La entretela | La procura del bien común pasa por la unidad

El Papa estos días hablaba estos días de la necesidad de promocionar el bien común, la fraternidad universal, y reflexionaba sobre la importancia de la unidad de los cristianos, para hacer más creíble el mensaje de la buena noticia anunciada por Jesús.

Nos recuerda que “Dios que se hace cercano a todos, que no excluye a nadie, que no ha venido sólo para los puros, sino que, por el contrario, se mezcla en las situaciones y en las relaciones humanas. …”. Y nos invita a anunciar el Evangelio y vivirlo “en todas las circunstancias y en todos los ambientes, para que sea levadura de fraternidad y paz entre las personas, entre las culturas, las religiones y los pueblos.”. En esta tarea el Papa implica a todos porque «no es la Iglesia la que atrae, sino Cristo, y si un cristiano o una comunidad eclesial atrae, es porque a través de ese “canal” llega la savia vital de la caridad que brota del Corazón del Salvador».

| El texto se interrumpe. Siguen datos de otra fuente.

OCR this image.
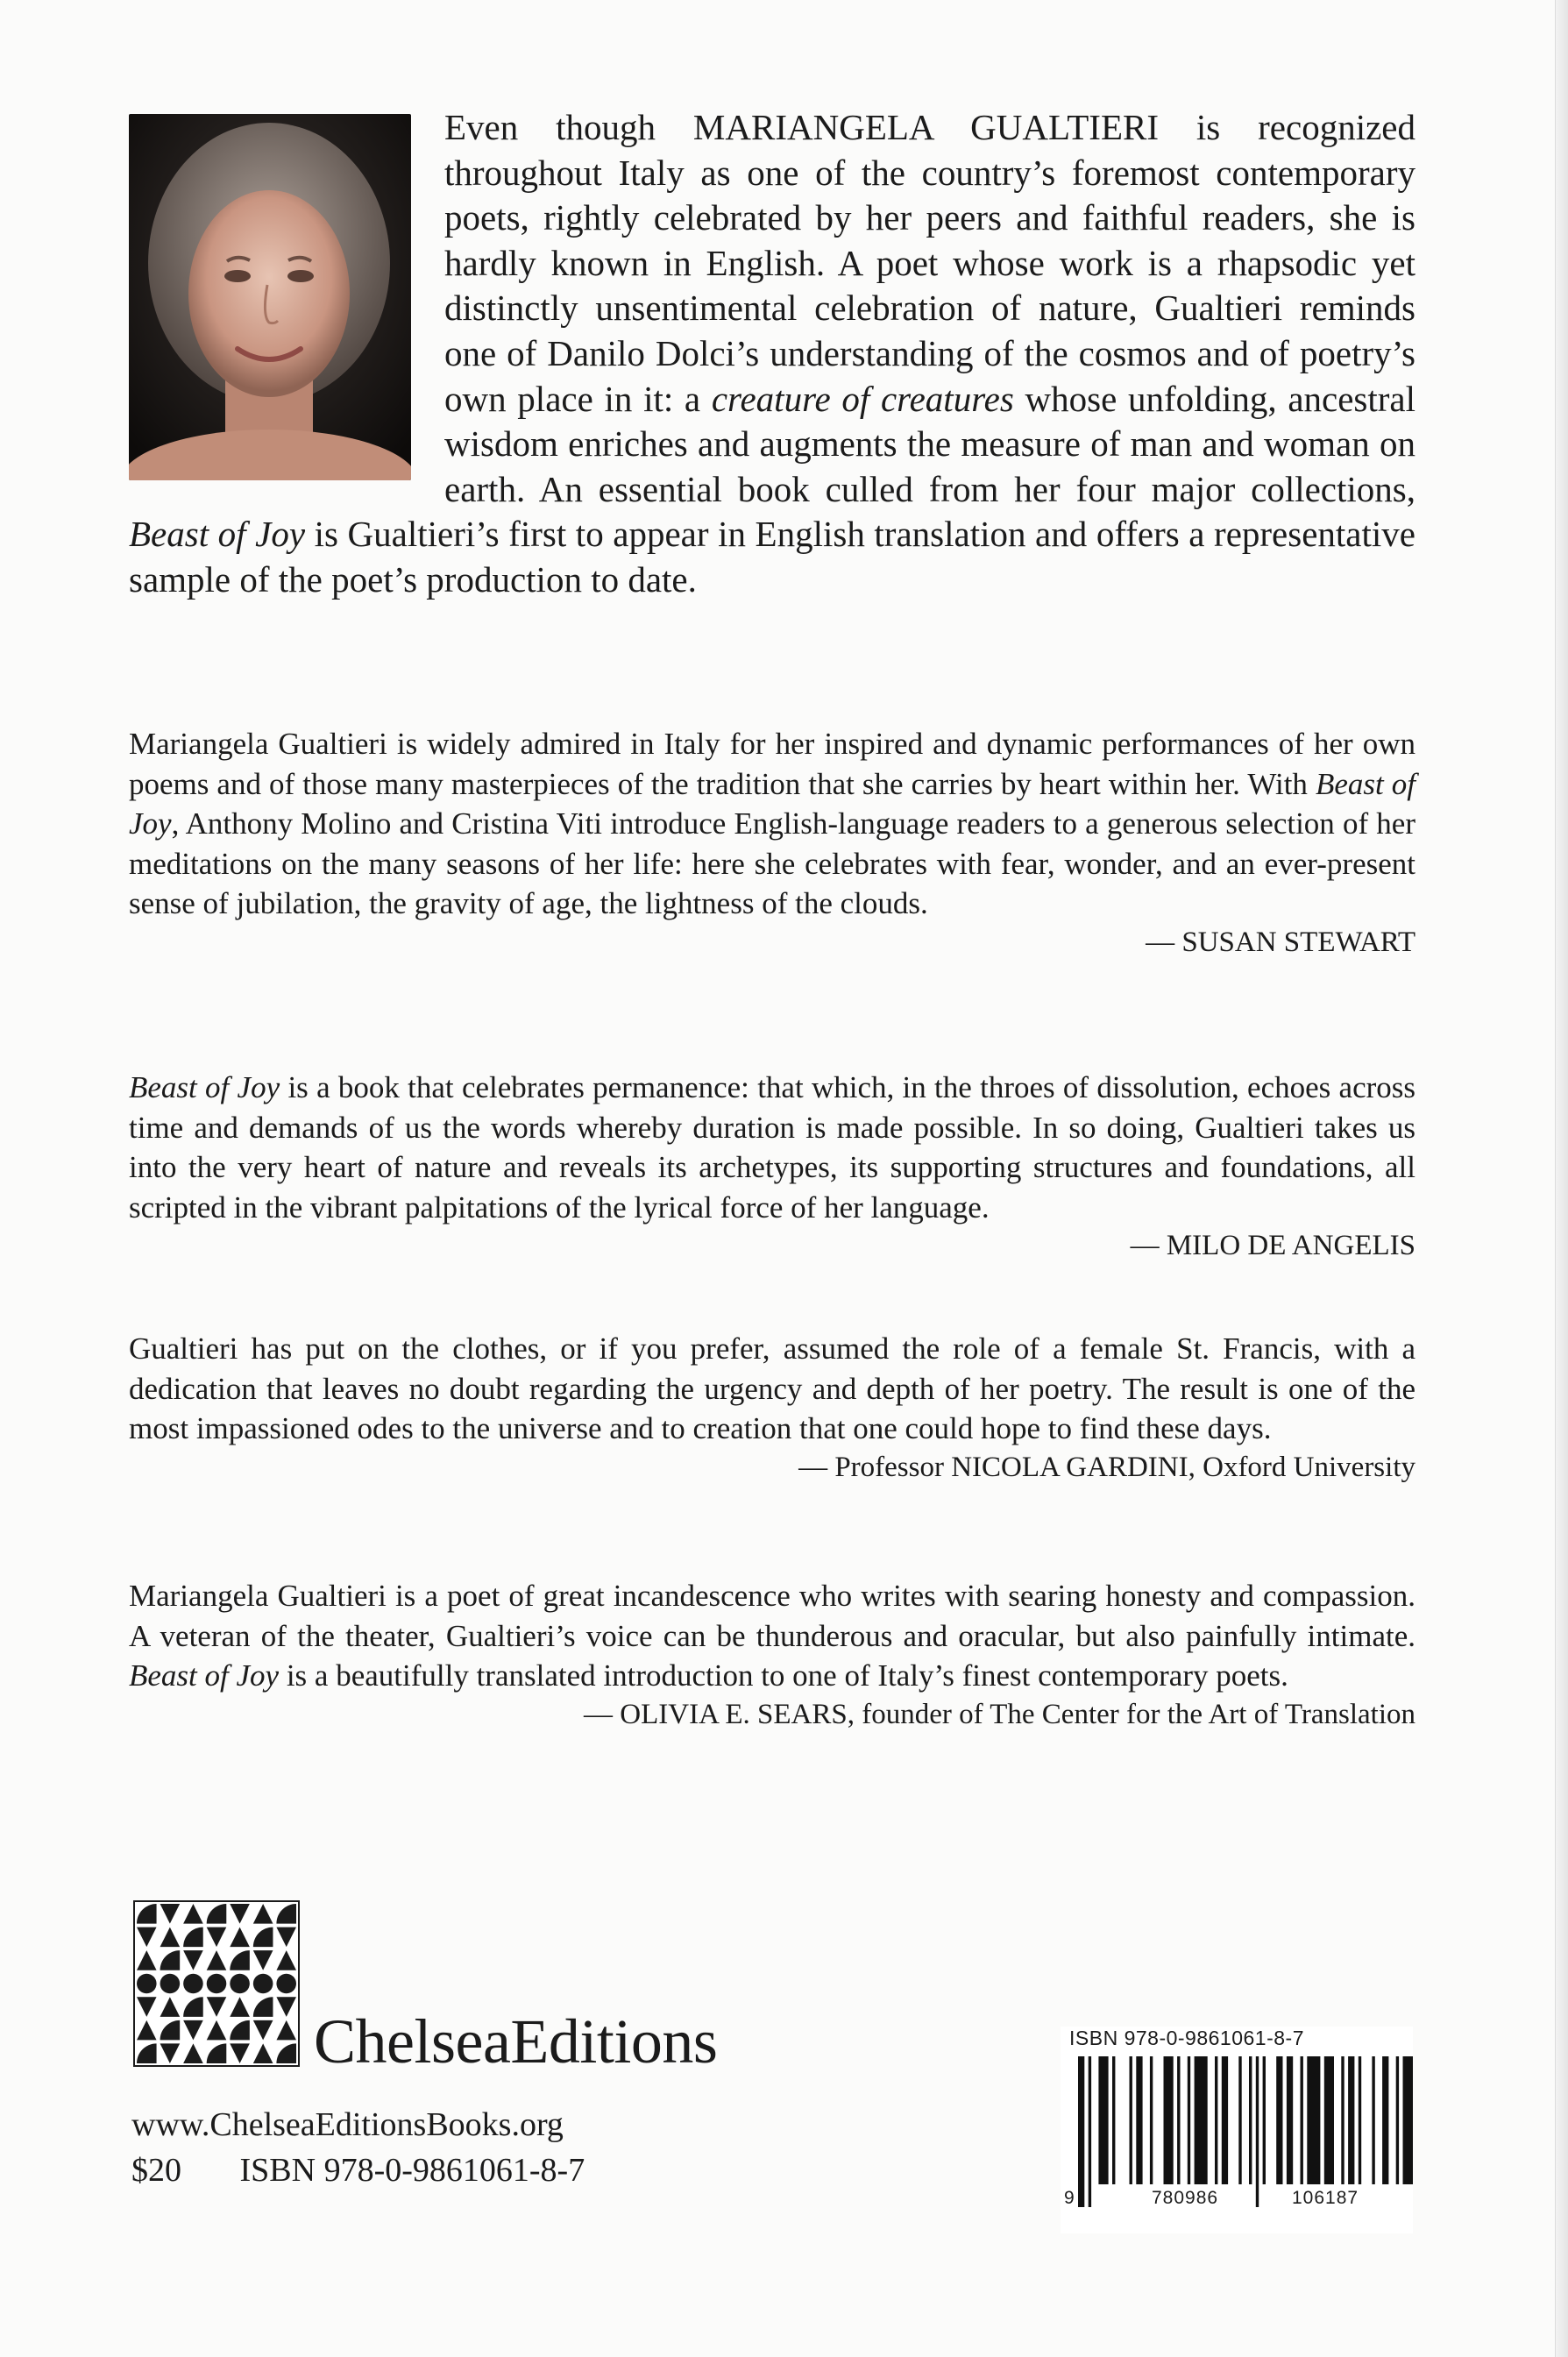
Even though MARIANGELA GUALTIERI is recognized throughout Italy as one of the country’s foremost contemporary poets, rightly celebrated by her peers and faithful readers, she is hardly known in English. A poet whose work is a rhapsodic yet distinctly unsentimental celebration of nature, Gualtieri reminds one of Danilo Dolci’s understanding of the cosmos and of poetry’s own place in it: a creature of creatures whose unfolding, ancestral wisdom enriches and augments the measure of man and woman on earth. An essential book culled from her four major collections, Beast of Joy is Gualtieri’s first to appear in English translation and offers a representative sample of the poet’s production to date.

Mariangela Gualtieri is widely admired in Italy for her inspired and dynamic performances of her own poems and of those many masterpieces of the tradition that she carries by heart within her. With Beast of Joy, Anthony Molino and Cristina Viti introduce English-language readers to a generous selection of her meditations on the many seasons of her life: here she celebrates with fear, wonder, and an ever-present sense of jubilation, the gravity of age, the lightness of the clouds.

— SUSAN STEWART

Beast of Joy is a book that celebrates permanence: that which, in the throes of dissolution, echoes across time and demands of us the words whereby duration is made possible. In so doing, Gualtieri takes us into the very heart of nature and reveals its archetypes, its supporting structures and foundations, all scripted in the vibrant palpitations of the lyrical force of her language.

— MILO DE ANGELIS

Gualtieri has put on the clothes, or if you prefer, assumed the role of a female St. Francis, with a dedication that leaves no doubt regarding the urgency and depth of her poetry. The result is one of the most impassioned odes to the universe and to creation that one could hope to find these days.

— Professor NICOLA GARDINI, Oxford University

Mariangela Gualtieri is a poet of great incandescence who writes with searing honesty and compassion. A veteran of the theater, Gualtieri’s voice can be thunderous and oracular, but also painfully intimate. Beast of Joy is a beautifully translated introduction to one of Italy’s finest contemporary poets.

— OLIVIA E. SEARS, founder of The Center for the Art of Translation
ChelseaEditions
www.ChelseaEditionsBooks.org
$20 ISBN 978-0-9861061-8-7
ISBN 978-0-9861061-8-7
9	780986	106187
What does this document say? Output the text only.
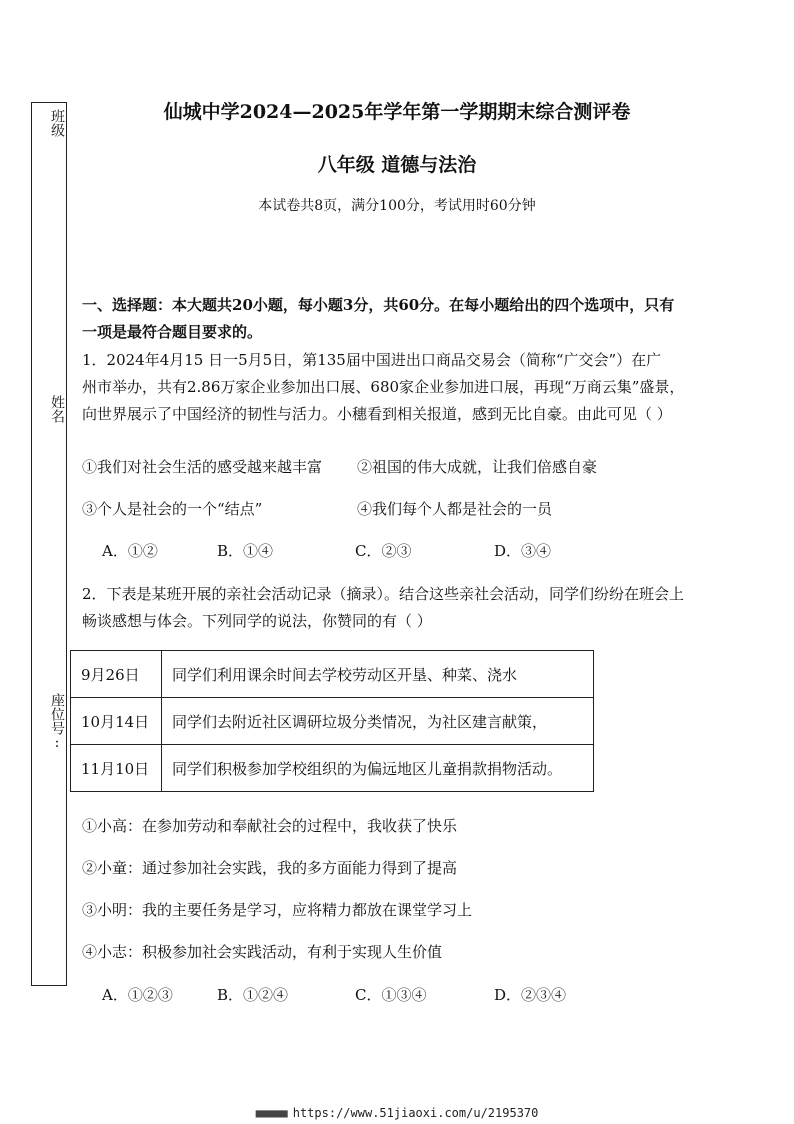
班级
姓名
座位号:
仙城中学2024—2025年学年第一学期期末综合测评卷
八年级 道德与法治
本试卷共8页，满分100分，考试用时60分钟
一、选择题：本大题共20小题，每小题3分，共60分。在每小题给出的四个选项中，只有
一项是最符合题目要求的。
1．2024年4月15 日一5月5日，第135届中国进出口商品交易会（简称“广交会”）在广
州市举办，共有2.86万家企业参加出口展、680家企业参加进口展，再现“万商云集”盛景，
向世界展示了中国经济的韧性与活力。小穗看到相关报道，感到无比自豪。由此可见（ ）
①我们对社会生活的感受越来越丰富 ②祖国的伟大成就，让我们倍感自豪
③个人是社会的一个“结点”	④我们每个人都是社会的一员
A．①②	B．①④	C．②③	D．③④
2．下表是某班开展的亲社会活动记录（摘录）。结合这些亲社会活动，同学们纷纷在班会上
畅谈感想与体会。下列同学的说法，你赞同的有（ ）
9月26日	同学们利用课余时间去学校劳动区开垦、种菜、浇水
10月14日	同学们去附近社区调研垃圾分类情况，为社区建言献策，
11月10日	同学们积极参加学校组织的为偏远地区儿童捐款捐物活动。
①小高：在参加劳动和奉献社会的过程中，我收获了快乐
②小童：通过参加社会实践，我的多方面能力得到了提高
③小明：我的主要任务是学习，应将精力都放在课堂学习上
④小志：积极参加社会实践活动，有利于实现人生价值
A．①②③	B．①②④	C．①③④	D．②③④
■■■■■ https://www.51jiaoxi.com/u/2195370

Por ello es “misión de todos los cristianos de hoy: anunciar a Cristo e invitar a todos a confiar en Él. Cada encuentro verdadero con el Señor es, en efecto, un momento transformador, que concede una nueva visión y una nueva dirección para llevar a cabo la tarea de edificar el Cuerpo de Cristo”,. Por eso rezar por la unidad cristiana es importante porque “«compartimos de hecho la fe en el único y sólo Dios, Padre de todos los hombres, confesamos juntos al único Señor y verdadero Hijo de Dios Jesucristo y al único Espíritu Santo, que nos inspira y nos impulsa a la plena unidad y al testimonio común del Evangelio» (Carta ap. In unitate fidei, 12). ¡Somos uno! ¡Ya lo somos! ¡Reconozcámoslo, experimentémoslo, manifestémoslo!”

Así que durante la celebración de la convención “ “UNA HUMANIDAD, UN PLANETA” celebrada en Roma durante el mes de enero, a los jóvenes cristianos de diversas comunidades el Papa les dice que “. La paz es una alianza que nos confiere un compromiso común: honrarla cuando existe y procurarla cuando falta. La paz, por último, es una promesa, porque sostiene nuestra esperanza en un mundo mejor y, como tal, es buscada por todas las personas de buena voluntad.” Los que la buscan, les ha expresado, ya anuncian una fraternidad universal que debe atender a integrar a los pobres, atender a refugiados y oprimidos. Ya que “Sólo quien cuida de los más pequeños puede hacer cosas verdaderamente grandes. La madre Teresa de Calcuta, santa de los últimos y premio Nobel de la Paz, afirmaba al respecto que «el mayor destructor de la paz hoy en día es el aborto» Su voz sigue siendo profética: ninguna política puede ponerse al servicio de los pueblos si excluye de la vida a quienes están por venir al mundo, si no socorre a quienes se encuentran en la indigencia material y espiritual.”

Dirá el Papa que para conseguir dar fruto cada uno ha de empeñar “las fuerzas recibidas según la medida de la donación de Cristo, a fin de que, siguiendo sus huellas y hechos conformes a su imagen, obedeciendo en todo a la voluntad del Padre, se entreguen con toda su alma a la gloria de Dios y al servicio del prójimo.”

En definitiva, como miembros de Cristo, atendiendo a las capacidades que Cristo nos da, nos corresponde el servicio al prójimo para conseguir la unidad del género humano en todos los ámbitos y sin excluir a nadie.